Editor: Harvard Dataverse

Año de publicación: 2022

Tipo: Dataset


The dataset is composed of web requests collected during 12 days of July 2020 by a web server (Wordpress) installed on a virtual machine and exposed to Internet. On this server, Modsecurity version 2.9.2 for Apache, with Core Rule Set (CRS) version 3.3.0 was installed in ”Detection only” mode, so that all requests (legitimate and malicious) were recorded in the log generated by ModSecurity, but without being blocked. Daily, the logs generated by ModSecurity were collected and the virtual machine was restored to a clean state.

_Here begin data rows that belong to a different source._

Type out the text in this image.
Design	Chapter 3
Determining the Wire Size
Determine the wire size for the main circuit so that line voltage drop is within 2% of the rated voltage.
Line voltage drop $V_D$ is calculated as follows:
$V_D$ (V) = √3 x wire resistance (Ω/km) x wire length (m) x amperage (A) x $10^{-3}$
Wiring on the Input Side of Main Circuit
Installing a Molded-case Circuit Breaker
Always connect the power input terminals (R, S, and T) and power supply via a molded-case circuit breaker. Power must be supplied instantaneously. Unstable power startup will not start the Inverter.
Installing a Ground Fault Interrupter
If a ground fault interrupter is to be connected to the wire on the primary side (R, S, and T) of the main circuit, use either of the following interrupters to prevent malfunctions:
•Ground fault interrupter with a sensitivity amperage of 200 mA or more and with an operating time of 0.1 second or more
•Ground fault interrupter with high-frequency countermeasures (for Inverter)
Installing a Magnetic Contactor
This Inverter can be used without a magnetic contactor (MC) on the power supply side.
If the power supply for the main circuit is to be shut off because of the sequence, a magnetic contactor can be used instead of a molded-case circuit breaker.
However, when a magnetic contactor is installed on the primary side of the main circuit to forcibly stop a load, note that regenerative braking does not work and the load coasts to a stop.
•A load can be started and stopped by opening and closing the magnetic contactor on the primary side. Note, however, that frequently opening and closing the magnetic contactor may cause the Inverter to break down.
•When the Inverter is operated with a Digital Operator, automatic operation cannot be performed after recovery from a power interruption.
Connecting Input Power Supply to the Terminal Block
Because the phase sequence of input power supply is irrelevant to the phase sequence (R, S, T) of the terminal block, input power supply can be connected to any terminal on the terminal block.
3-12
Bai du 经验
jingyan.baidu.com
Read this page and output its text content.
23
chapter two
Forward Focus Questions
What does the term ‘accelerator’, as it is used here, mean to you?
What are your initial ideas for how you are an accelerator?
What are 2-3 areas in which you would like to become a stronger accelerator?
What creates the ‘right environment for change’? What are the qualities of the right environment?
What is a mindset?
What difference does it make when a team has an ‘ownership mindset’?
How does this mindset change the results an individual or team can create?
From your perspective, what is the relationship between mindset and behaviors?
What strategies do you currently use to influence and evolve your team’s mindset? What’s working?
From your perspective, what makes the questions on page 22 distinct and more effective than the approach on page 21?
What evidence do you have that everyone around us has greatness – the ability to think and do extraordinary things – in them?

Once the web server exposure period was over, the collected logs were manually and semi-automatically processed to review the web request tagging performed by Modsecurity, correcting where necessary the normal/attack assignment to the corresponding web request and ensuring an appropriate CAPEC classification assignment. The final result is a multi-label dataset aimed especially at web attack detection and composed of 907,814 requests of which 525,195 are normal requests and 382,619 are anomalous requests, where each record has 24 different features and a set of 13 labels.